A RAWA sobre a conquista do Talibã
Via RAWA
A Missão das Mulheres Afegãs conversou com a RAWA (Associação Revolucionária das Mulheres do Afeganistão) para atender às suas necessidades neste momento urgente. Neste breve P&R com a Co-Diretora da AWM Sonali Kolhatkar, a RAWA explica a situação que se desenrola no terreno como elas a vêem.
Sonali Kolhatkar: Durante anos a RAWA se pronunciou contra a ocupação americana e agora que ela terminou, os Talibãs estão de volta. O Presidente Biden poderia ter retirado as forças americanas de uma maneira que deixasse o Afeganistão em uma situação mais segura do que a atual? Poderia ele ter feito mais para garantir que o Talibã não fosse tão rapidamente capaz de assumir o poder?

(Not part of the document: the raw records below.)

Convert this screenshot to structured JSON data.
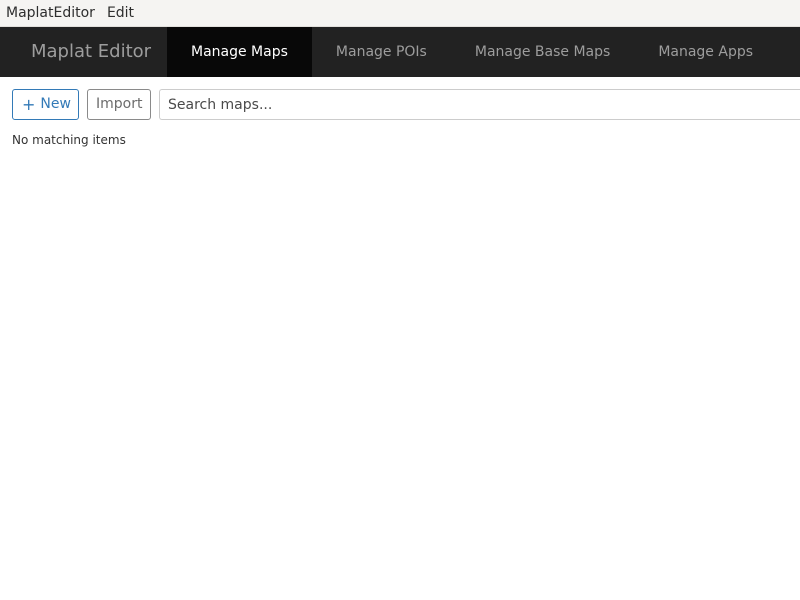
{
  "menubar": {
    "items": [
      {
        "label": "MaplatEditor"
      },
      {
        "label": "Edit"
      }
    ]
  },
  "navbar": {
    "brand": "Maplat Editor",
    "tabs": [
      {
        "label": "Manage Maps",
        "active": true
      },
      {
        "label": "Manage POIs",
        "active": false
      },
      {
        "label": "Manage Base Maps",
        "active": false
      },
      {
        "label": "Manage Apps",
        "active": false
      }
    ]
  },
  "toolbar": {
    "new_icon": "plus-icon",
    "new_label": "New",
    "import_label": "Import",
    "search_placeholder": "Search maps...",
    "search_value": ""
  },
  "list": {
    "empty_message": "No matching items"
  },
  "colors": {
    "navbar_bg": "#222222",
    "active_tab_bg": "#080808",
    "primary": "#337ab7"
  }
}
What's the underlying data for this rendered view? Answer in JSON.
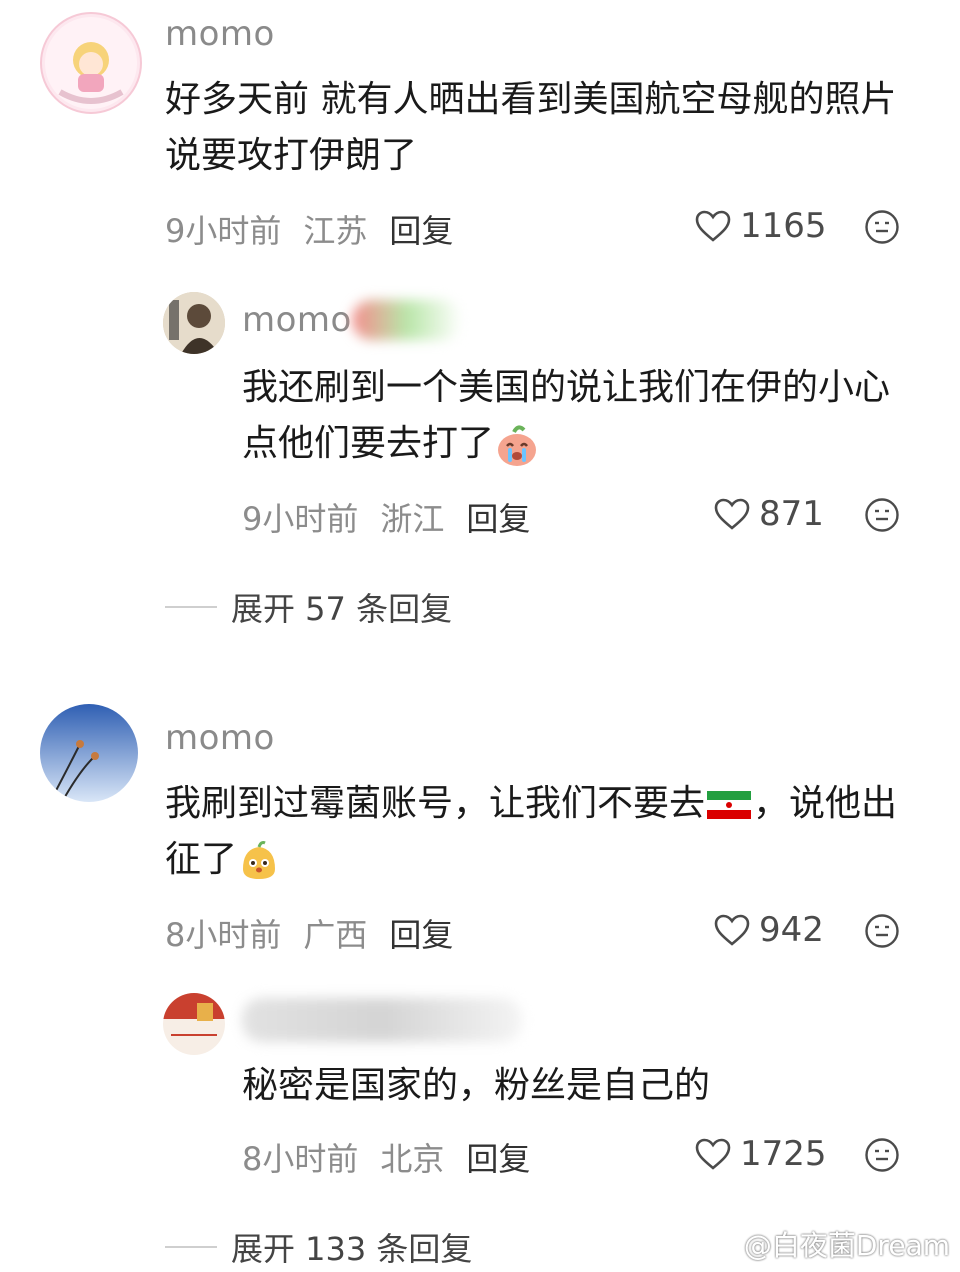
{
  "comments": [
    {
      "user": "momo",
      "text_line1": "好多天前 就有人晒出看到美国航空母舰的照片",
      "text_line2": "说要攻打伊朗了",
      "time": "9小时前",
      "location": "江苏",
      "reply_label": "回复",
      "likes": "1165",
      "reply": {
        "user": "momo",
        "text_line1": "我还刷到一个美国的说让我们在伊的小心",
        "text_line2": "点他们要去打了",
        "time": "9小时前",
        "location": "浙江",
        "reply_label": "回复",
        "likes": "871"
      },
      "expand_label": "展开 57 条回复"
    },
    {
      "user": "momo",
      "text_line1_a": "我刷到过霉菌账号，让我们不要去",
      "text_line1_b": "，说他出",
      "text_line2": "征了",
      "time": "8小时前",
      "location": "广西",
      "reply_label": "回复",
      "likes": "942",
      "reply": {
        "text_line1": "秘密是国家的，粉丝是自己的",
        "time": "8小时前",
        "location": "北京",
        "reply_label": "回复",
        "likes": "1725"
      },
      "expand_label": "展开 133 条回复"
    }
  ],
  "watermark": "@白夜菌Dream",
  "colors": {
    "meta": "#8c8c8c",
    "name": "#8a8a8a",
    "text": "#1a1a1a"
  }
}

RAWA: Nos últimos 20 anos, uma de nossas exigências foi o fim da ocupação EUA/OTAN e ainda melhor se eles levassem seus fundamentalistas e tecnocratas islâmicos com eles e deixassem nosso povo decidir seu próprio destino. Esta ocupação só resultou em derramamento de sangue, destruição e caos. Eles transformaram nosso país no lugar mais corrupto, inseguro, com narcotráfico e perigoso, especialmente para as mulheres.
Desde o início, podíamos prever tal resultado. Nos primeiros dias da ocupação americana do Afeganistão, a RAWA declarou em 11 de outubro de 2001:
“A continuação dos ataques dos EUA e o aumento do número de vítimas civis inocentes não apenas dá uma desculpa ao Talibã, mas também causará o empoderamento das forças fundamentalistas na região e até mesmo no mundo”.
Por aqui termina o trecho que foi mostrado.